O Trio Corrente conseguiu demonstrar de forma clara, que o improviso do Jazz pode muito bem se harmonizar com a música brasileira, e a reunião com o músico Paquito D’ Rivera foi simplesmente perfeita. Orgulho para nós brasileiros e um alento para a música instrumental do nosso país.

 

 

Roberto Menescal & Andrea Amorim – “Bossa de Alma Nova”

Com texturas, arranjos e sonoridades revigorados, o encontro do violonista, guitarrista e produtor Roberto Menescal com a cantora pernambucana, Andrea Amorim, ganhou status de uma agradável novidade. E também marcou as comemorações do 75º Aniversário deste grande nome da Bossa Nova, no ano de 2012.

Prova de que a Bossa Nova não parou no tempo e, desde que respeitada a sua essência, pode e deve nos oferecer novas gravações do seus temas principais, em sua maioria compostos nas décadas de 50 e 60, como também as composições mais recentes, sempre muito bem-vindas.
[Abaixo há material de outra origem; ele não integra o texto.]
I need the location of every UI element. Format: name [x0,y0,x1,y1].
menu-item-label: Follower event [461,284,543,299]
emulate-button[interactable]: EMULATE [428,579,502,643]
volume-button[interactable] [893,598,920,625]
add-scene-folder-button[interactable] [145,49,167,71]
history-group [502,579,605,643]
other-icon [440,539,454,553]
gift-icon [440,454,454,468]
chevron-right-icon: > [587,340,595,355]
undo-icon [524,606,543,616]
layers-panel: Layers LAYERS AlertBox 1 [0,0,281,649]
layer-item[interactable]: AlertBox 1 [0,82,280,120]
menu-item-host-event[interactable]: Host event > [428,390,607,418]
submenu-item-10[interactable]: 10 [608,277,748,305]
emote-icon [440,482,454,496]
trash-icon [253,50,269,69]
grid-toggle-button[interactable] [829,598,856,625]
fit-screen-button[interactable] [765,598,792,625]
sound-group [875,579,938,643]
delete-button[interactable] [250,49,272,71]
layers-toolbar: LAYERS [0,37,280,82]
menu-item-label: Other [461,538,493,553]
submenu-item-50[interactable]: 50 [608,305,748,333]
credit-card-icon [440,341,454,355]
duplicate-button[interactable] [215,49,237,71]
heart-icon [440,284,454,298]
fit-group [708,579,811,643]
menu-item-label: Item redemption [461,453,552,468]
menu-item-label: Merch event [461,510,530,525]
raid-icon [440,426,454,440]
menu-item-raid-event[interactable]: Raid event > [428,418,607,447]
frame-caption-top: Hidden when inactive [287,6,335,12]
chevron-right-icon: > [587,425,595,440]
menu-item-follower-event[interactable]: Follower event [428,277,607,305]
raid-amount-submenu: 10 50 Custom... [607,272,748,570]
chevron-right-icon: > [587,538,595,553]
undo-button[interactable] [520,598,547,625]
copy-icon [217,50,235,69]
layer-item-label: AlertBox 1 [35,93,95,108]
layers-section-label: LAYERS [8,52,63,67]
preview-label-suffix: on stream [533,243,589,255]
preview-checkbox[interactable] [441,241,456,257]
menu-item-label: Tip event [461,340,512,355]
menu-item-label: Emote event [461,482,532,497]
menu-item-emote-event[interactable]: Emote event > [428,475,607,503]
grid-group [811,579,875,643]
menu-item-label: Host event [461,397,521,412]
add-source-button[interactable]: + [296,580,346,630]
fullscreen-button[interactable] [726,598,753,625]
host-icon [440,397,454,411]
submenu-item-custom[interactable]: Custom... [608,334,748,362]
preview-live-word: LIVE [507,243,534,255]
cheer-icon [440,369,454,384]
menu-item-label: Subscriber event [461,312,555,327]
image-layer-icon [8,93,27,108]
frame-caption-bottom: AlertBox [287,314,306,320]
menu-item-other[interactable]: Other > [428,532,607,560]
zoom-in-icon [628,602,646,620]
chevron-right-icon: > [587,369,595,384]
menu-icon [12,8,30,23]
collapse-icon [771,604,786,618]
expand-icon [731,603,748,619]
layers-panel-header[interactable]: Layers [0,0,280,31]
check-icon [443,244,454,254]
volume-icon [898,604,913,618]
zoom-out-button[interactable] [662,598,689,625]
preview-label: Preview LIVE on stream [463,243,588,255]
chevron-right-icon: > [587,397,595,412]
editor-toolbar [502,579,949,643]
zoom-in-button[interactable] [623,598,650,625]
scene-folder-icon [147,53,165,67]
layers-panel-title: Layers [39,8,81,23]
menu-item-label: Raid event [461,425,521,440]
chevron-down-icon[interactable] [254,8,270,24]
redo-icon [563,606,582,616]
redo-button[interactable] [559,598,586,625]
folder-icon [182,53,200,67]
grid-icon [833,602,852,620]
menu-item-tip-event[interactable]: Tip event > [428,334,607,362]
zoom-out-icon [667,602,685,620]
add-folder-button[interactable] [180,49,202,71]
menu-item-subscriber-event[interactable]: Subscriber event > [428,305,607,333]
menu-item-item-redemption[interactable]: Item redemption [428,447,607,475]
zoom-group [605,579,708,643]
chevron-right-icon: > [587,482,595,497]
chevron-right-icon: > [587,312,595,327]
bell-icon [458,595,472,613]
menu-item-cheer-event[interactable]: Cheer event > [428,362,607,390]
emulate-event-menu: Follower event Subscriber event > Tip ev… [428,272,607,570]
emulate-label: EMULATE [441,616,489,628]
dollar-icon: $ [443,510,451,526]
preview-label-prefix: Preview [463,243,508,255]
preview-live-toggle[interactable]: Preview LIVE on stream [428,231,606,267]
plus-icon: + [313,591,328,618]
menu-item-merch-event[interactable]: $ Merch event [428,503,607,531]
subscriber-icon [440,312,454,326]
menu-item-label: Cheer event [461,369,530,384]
A roqueira da cidade de Garanhuns se apaixonou pela Bossa Nova quando fez uma excursão com Menescal para o Japão, onde pode sentir, na pele e no coração, o amor dos japoneses pela nossa música, por vezes, até maior do que aquele que sentimos por aqui, curiosamente.

E como tem sido feito com vários lançamentos do mercado da Bossa Nova, o CD primeiro foi lançado no exterior e depois por aqui pelo selo Albatroz, de propriedade do próprio Menescal em parceria com o produtor e músico Raymundo Bittencourt.

Destaco as regravações dos clássicos “Rio”, “A Morte De Um Deus Sal”, “Vagamente”, “Vai de Vez”, “Você” ,“O Barquinho”, “Nós e o Mar”, “Bye Bye Brasil” e as mais novas “Agarradinhos”, “Solidão Nunca Mais”, “Eu Canto Meu Blues” e a surpreendente “P’rú Zé”, com um “vocalize” de ambos, sensacional.

A banda base foi formada por Marcio Menescal no contrabaixo, Reginaldo Vargas na percussão, Raymundo Bittencourt na bateria.

Impossível não se contagiar pela sonoridade do CD e para os puristas e mais radicais, fica a prova de que a Bossa Nova não parou no tempo e está dando provas do seu vigor renovado.